Shark attacks have gone down over the years: there were 84 cases of unprovoked attacks on humans in 2016, according to the International Shark Attack File. Between 2011-2016, there were 82 such attacks annually. More than half of the unprovoked attacks took place in the Continental north American waters.
Only 13 fatalities have been attributed to great white sharks in Western Australia since 1870, according to Leah Gibbs, a senior lecturer in geography at Australia's University of Wollongong.
Every day, between December and June, two boats ferry hundreds of tourists who pay NZ$500 ($363;£262) each to climb into cages yoked to boats for a view of the undisputed 'king of the ocean' in 12-degree sea water. Attracted by tuna bait, the sharks swim to the turquoise blue waters where the Tasman Sea and the Southern Ocean meet.

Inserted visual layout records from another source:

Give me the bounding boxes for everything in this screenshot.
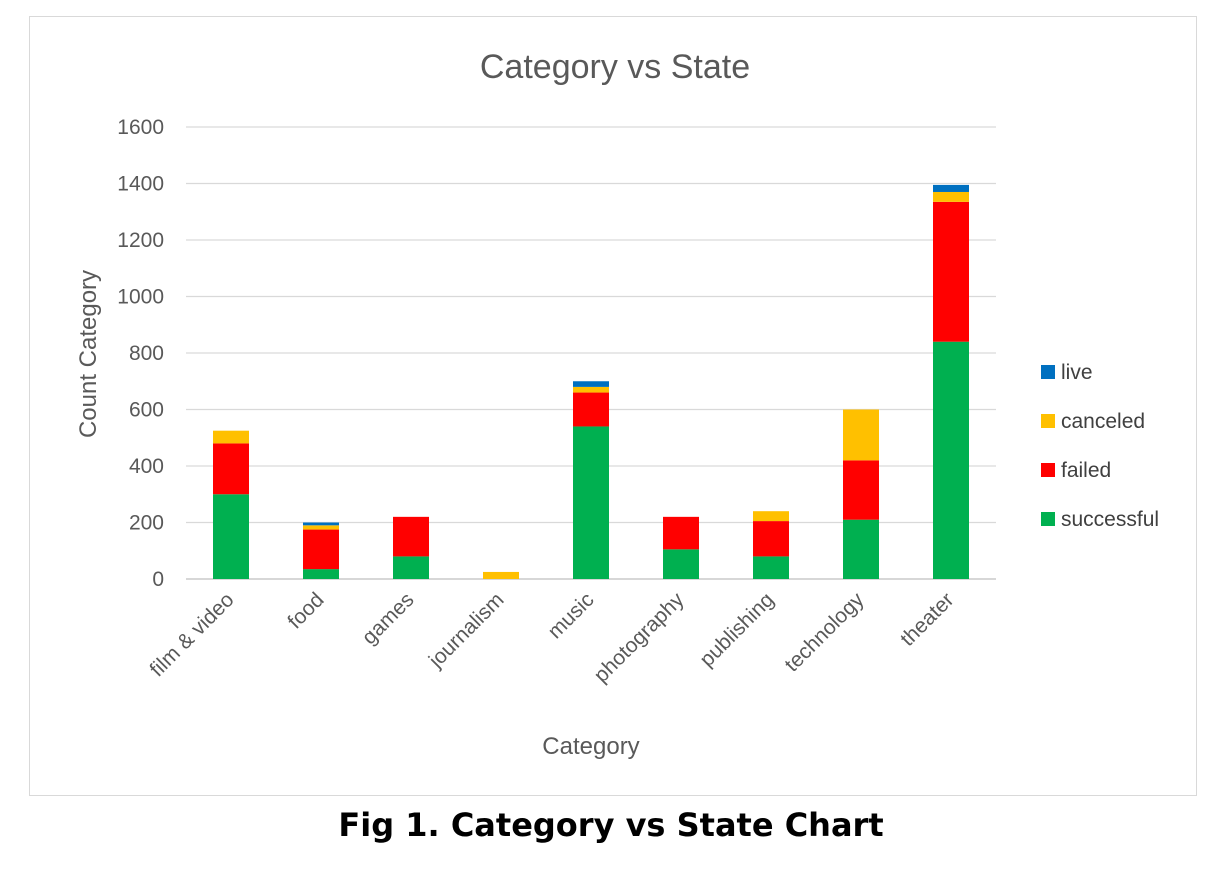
y-tick-label: 600 — [129, 399, 164, 422]
y-tick-labels: 0 200 400 600 800 1000 1200 1400 1600 — [117, 116, 164, 591]
bar-canceled — [303, 525, 339, 530]
legend-swatch — [1041, 512, 1055, 526]
x-tick-label: publishing — [695, 588, 778, 671]
chart-title: Category vs State — [480, 48, 750, 86]
bar-live — [303, 522, 339, 526]
x-tick-label: music — [543, 588, 598, 643]
x-axis-title: Category — [542, 733, 639, 760]
x-tick-label: technology — [780, 588, 868, 676]
legend-swatch — [1041, 365, 1055, 379]
y-axis-title: Count Category — [75, 270, 102, 438]
bar-canceled — [753, 511, 789, 522]
x-tick-label: journalism — [424, 588, 509, 673]
legend-swatch — [1041, 414, 1055, 428]
bar-canceled — [483, 571, 519, 579]
legend-label: canceled — [1061, 410, 1145, 433]
bar-failed — [393, 516, 429, 557]
bar-successful — [663, 549, 699, 579]
bar-failed — [213, 443, 249, 495]
x-tick-label: photography — [590, 588, 689, 687]
bar-successful — [573, 426, 609, 579]
legend-swatch — [1041, 463, 1055, 477]
bar-failed — [843, 460, 879, 520]
y-tick-label: 1200 — [117, 229, 164, 252]
legend: live canceled failed successful — [1041, 361, 1159, 531]
y-tick-label: 200 — [129, 512, 164, 535]
legend-label: live — [1061, 361, 1093, 384]
bar-failed — [753, 521, 789, 557]
bar-successful — [303, 569, 339, 579]
bar-live — [573, 381, 609, 387]
bar-failed — [573, 392, 609, 427]
chart-svg: Category vs State 0 200 400 600 800 1000 1200 1… — [75, 48, 1159, 760]
bar-canceled — [213, 430, 249, 444]
y-tick-label: 400 — [129, 455, 164, 478]
bar-failed — [663, 516, 699, 550]
bar-successful — [393, 556, 429, 579]
x-tick-label: film & video — [146, 588, 239, 681]
bar-successful — [933, 341, 969, 579]
y-tick-label: 1600 — [117, 116, 164, 139]
bar-failed — [303, 529, 339, 570]
bar-live — [933, 184, 969, 192]
x-tick-label: food — [283, 588, 328, 633]
legend-label: failed — [1061, 459, 1111, 482]
x-tick-labels: film & video food games journalism musicphot… — [146, 588, 959, 687]
bar-canceled — [573, 386, 609, 393]
bar-canceled — [843, 409, 879, 461]
y-tick-label: 1400 — [117, 173, 164, 196]
y-tick-label: 1000 — [117, 286, 164, 309]
chart-area: Category vs State 0 200 400 600 800 1000 1200 1… — [29, 16, 1197, 796]
x-tick-label: games — [358, 588, 419, 649]
x-tick-label: theater — [896, 588, 959, 651]
figure-caption: Fig 1. Category vs State Chart — [338, 806, 884, 844]
bars — [213, 184, 969, 579]
bar-failed — [933, 201, 969, 342]
bar-successful — [213, 494, 249, 579]
bar-canceled — [933, 191, 969, 202]
legend-label: successful — [1061, 508, 1159, 531]
y-tick-label: 800 — [129, 342, 164, 365]
bar-successful — [753, 556, 789, 579]
y-tick-label: 0 — [152, 568, 164, 591]
bar-successful — [843, 519, 879, 579]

When the researchers spoke to cage divers near Bluff, many of them reported a "great white epiphany".
'Calm and peaceful'
They found the shark "calm, peaceful and beautiful" to look at. Others found it "inquisitive and curious". "It comes and looks at the cage just to see what is going on," said one tourist.
Watching the great white, according to a 60-year-old Canadian man, was a "moving experience, and there was no fear at all".
"People say all scary things about sharks, and as a child you are moulded into certain beliefs. But I felt totally at peace with those animals," he said. "It's a completely different experience for me than that I've seen on TV," a honeymooning American couple told the researchers, "It seems they are much more docile".
The jury is out on whether cage diving is a good way to improve interaction between humans and sharks. Ladling tuna bait in the water to attract the fish creates an "unnatural situation, leading to unnatural behaviour by the sharks,", George H Burgess, shark expert at the Florida Museum of Natural History, told me.
In New Zealand's Stewart Island, the country's third-largest island and another popular shark diving destination, local fishermen have complained about sharks following and attacking boats. , external
In Jaws, Matt Hooper, a character who plays an oceanographer and shark expert, tells the the chief of police investigating the beach deaths, "There's nothing in the sea this fish would fear. Other fish run from bigger things. That's their instinct. But this fish doesn't run from anything. He doesn't fear."
Not quite, as shark divers around the world are beginning to discover.